The logic and future of Music scrapers?
#46
I think that PR12120 makes the core changes needed to address points #1 & #2 of the first post.

A reminder:

(2017-02-07, 17:45)ronie Wrote: 1) if the 'prefer online info' setting is disabled, we pass the artistname to the artist scraper.
if the setting is enabled, we pass the artist mbid to the scraper.

why don't we always pass the mbid (if available) regardless of this setting?

2) if the album scraper returns no results, we completely skip the artist scraper. why?

3) if the 'prefer online info' setting is enabled, and 'show song and album artists' is enabled:
this causes the same artist being listed twice in your library if the artistname in your tags does not 100% match the artistname the scraper returns.

for instance "The B-52's" vs. "The B-52s":
3.1) i have all songs of an album tagged with artist "The B-52's"
3.2) we start the album scanner and it returns the mbid for this artist
3.3) we pass this mbid to the artist scraper and it returns info for "The B-52s" and kodi adds it to the db.
3.4) kodi now scans all songs for 'additional' artists. it finds "The B-52's" and checks if it's already in the db... nope
3.5) we pass "The B-52's" to the artist scraper and it returns info for whatever closest match it can find and kodi adds this artist to the db

ref: https://github.com/xbmc/xbmc/blob/99c25f...#L843-L883

#1. With the PR scraped album and artist mbids are stored. Hence having scraped an album, the mbids for the artists returned with the results are added to the db (if we didn't have them) and available for scraping the album artists, or for other addons to use to fetch art etc.

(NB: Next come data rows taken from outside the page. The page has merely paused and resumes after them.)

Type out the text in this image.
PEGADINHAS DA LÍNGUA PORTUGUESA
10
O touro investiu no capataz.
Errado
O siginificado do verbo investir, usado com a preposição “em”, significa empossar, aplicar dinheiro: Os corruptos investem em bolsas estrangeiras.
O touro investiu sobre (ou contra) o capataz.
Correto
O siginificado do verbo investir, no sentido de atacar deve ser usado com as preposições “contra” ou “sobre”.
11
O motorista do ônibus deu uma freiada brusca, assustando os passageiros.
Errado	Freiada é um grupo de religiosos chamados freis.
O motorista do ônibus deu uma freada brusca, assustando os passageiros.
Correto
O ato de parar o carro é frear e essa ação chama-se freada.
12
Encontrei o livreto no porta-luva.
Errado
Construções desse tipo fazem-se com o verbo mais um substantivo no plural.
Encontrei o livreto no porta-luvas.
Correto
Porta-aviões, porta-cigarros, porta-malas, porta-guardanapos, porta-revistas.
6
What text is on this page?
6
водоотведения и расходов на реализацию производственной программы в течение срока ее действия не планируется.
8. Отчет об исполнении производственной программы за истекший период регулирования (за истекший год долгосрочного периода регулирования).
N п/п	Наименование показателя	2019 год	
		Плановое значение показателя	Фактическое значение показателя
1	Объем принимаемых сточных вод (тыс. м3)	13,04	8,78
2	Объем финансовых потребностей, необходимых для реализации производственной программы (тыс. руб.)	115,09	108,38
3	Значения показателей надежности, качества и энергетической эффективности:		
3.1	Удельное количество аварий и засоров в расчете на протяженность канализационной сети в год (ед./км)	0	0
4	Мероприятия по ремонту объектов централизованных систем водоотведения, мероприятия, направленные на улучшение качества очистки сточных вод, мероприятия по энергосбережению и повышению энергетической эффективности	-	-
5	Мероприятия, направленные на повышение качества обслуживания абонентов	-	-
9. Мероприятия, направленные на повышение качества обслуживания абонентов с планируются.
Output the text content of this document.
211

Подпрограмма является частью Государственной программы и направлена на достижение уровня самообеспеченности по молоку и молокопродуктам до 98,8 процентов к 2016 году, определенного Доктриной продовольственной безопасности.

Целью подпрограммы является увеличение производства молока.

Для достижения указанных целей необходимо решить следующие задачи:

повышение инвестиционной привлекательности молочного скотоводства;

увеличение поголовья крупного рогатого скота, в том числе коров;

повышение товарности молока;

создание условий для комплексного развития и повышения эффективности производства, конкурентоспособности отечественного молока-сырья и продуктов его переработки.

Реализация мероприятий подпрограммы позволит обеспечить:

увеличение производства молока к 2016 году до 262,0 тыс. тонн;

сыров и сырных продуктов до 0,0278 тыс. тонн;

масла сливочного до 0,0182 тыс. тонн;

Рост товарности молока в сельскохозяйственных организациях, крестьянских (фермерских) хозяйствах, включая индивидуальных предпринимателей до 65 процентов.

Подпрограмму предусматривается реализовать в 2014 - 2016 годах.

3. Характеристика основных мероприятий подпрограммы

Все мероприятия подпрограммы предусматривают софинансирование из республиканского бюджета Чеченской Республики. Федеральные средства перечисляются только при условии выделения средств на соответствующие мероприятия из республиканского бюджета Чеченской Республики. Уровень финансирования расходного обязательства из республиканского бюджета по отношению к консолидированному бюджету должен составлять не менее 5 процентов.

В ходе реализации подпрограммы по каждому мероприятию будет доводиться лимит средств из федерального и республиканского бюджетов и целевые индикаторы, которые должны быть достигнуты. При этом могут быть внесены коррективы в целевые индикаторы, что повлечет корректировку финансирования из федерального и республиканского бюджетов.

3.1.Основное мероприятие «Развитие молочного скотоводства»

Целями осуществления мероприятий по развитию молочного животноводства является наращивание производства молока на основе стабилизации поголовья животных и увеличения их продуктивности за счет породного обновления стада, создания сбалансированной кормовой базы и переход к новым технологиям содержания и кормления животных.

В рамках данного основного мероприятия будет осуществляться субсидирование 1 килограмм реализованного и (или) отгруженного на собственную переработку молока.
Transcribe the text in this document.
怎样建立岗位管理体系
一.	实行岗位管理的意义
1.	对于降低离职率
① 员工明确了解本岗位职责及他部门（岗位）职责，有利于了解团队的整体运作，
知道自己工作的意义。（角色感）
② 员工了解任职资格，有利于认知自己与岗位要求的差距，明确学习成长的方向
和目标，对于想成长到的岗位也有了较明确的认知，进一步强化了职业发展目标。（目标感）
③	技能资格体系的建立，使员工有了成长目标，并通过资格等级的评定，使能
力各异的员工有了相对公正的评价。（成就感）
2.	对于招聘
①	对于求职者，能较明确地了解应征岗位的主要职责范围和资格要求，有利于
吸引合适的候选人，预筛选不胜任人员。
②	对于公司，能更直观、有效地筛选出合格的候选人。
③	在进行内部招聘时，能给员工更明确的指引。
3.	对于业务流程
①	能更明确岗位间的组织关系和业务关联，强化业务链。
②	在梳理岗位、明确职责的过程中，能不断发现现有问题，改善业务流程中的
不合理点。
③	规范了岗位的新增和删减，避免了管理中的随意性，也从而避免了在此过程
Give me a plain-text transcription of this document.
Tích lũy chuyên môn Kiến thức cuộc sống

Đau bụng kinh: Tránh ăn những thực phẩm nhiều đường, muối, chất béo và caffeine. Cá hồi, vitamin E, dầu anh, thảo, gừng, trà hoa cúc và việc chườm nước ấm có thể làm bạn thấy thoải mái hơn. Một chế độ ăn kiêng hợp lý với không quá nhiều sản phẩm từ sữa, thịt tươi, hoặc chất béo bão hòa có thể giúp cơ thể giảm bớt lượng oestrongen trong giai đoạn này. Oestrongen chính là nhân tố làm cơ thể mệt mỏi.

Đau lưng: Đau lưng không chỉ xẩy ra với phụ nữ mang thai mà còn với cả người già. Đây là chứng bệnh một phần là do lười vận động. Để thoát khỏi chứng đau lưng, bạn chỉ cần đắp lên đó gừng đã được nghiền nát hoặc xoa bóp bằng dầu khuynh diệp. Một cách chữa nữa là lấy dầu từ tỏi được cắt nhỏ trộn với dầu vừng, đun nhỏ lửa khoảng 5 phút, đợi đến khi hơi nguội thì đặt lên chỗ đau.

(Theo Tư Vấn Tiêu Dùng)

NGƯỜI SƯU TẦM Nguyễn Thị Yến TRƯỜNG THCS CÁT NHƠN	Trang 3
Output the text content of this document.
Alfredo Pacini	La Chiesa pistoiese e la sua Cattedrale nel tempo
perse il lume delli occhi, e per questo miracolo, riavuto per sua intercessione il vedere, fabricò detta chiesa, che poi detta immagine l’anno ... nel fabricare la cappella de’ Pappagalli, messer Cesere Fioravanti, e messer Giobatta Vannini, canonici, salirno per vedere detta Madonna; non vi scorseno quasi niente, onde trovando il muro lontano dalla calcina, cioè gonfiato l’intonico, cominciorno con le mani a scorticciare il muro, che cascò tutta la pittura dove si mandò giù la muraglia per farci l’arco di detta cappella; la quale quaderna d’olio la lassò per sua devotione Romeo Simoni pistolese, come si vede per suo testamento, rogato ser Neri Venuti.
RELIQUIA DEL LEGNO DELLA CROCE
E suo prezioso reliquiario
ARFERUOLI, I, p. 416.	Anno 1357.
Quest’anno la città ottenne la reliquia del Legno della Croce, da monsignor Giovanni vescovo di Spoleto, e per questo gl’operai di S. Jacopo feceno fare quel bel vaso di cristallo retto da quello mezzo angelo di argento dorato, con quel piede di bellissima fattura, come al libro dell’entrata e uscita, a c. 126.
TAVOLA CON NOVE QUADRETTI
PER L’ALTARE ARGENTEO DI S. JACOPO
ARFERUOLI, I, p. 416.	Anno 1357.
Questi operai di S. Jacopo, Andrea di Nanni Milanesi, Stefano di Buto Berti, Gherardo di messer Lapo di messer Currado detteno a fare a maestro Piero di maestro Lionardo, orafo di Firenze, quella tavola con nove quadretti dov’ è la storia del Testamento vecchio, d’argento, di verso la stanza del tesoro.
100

Of course the artists returned by the scraper can differ from those in the library. This could happen with the user has tagged with mbids but then edited (they do that), but even with album lookup by album and artist name this can happen too, especially with classical music [My example is Dvorak Symphony No. 7]. In that case when "perfer online nfo" is disabled, we can still store any returned mbids where the names match.

#2. I think the "why" was to avoid repeatedly trying to get artist data that Musicbrainz didn't have. For example say I have 3 albums by artist1 none of them in MB database, on scanning it would check the albums and go no further. Otherwise it would have requested artist for evey album and every song. Anyway with the PR it does scrape artists even if the album fails, but uses a list to ensure each attempt is made only once per run.

#3 I'm not so sure I have resolved this and need to do more testing. But I'm not sure I repeat it either. Assuming that the music has no mbid in tags, I just get The B52's replaced with whaever the scraper finds e.g. "The 'B' Girls". It mis-identifies wildly, not spotting "The B52's" is "The B52s"
Reply
#47
Having a tedious time testing as getting lots of 503 server timeout errors.

This has made me wonder if, with refresh (from the info dialog) at least, on a failed lookup by name we should separate the returns between
a) Musicbrainz server accessed but item not found
and
b) The scraping process failed for technical reasons - 503 errors mostly

At the moment both scenarious return INFO_NOT_FOUND and let the user re-enter the names. While this is worthwhile for a), it is misleading for b).

In the b) case it would be better to tell the user that the timeout happened and try again later. I went of to check the log to see what happened, but the normal user isn't going to do that. They just get pissed that Kodi can't find images and info etc.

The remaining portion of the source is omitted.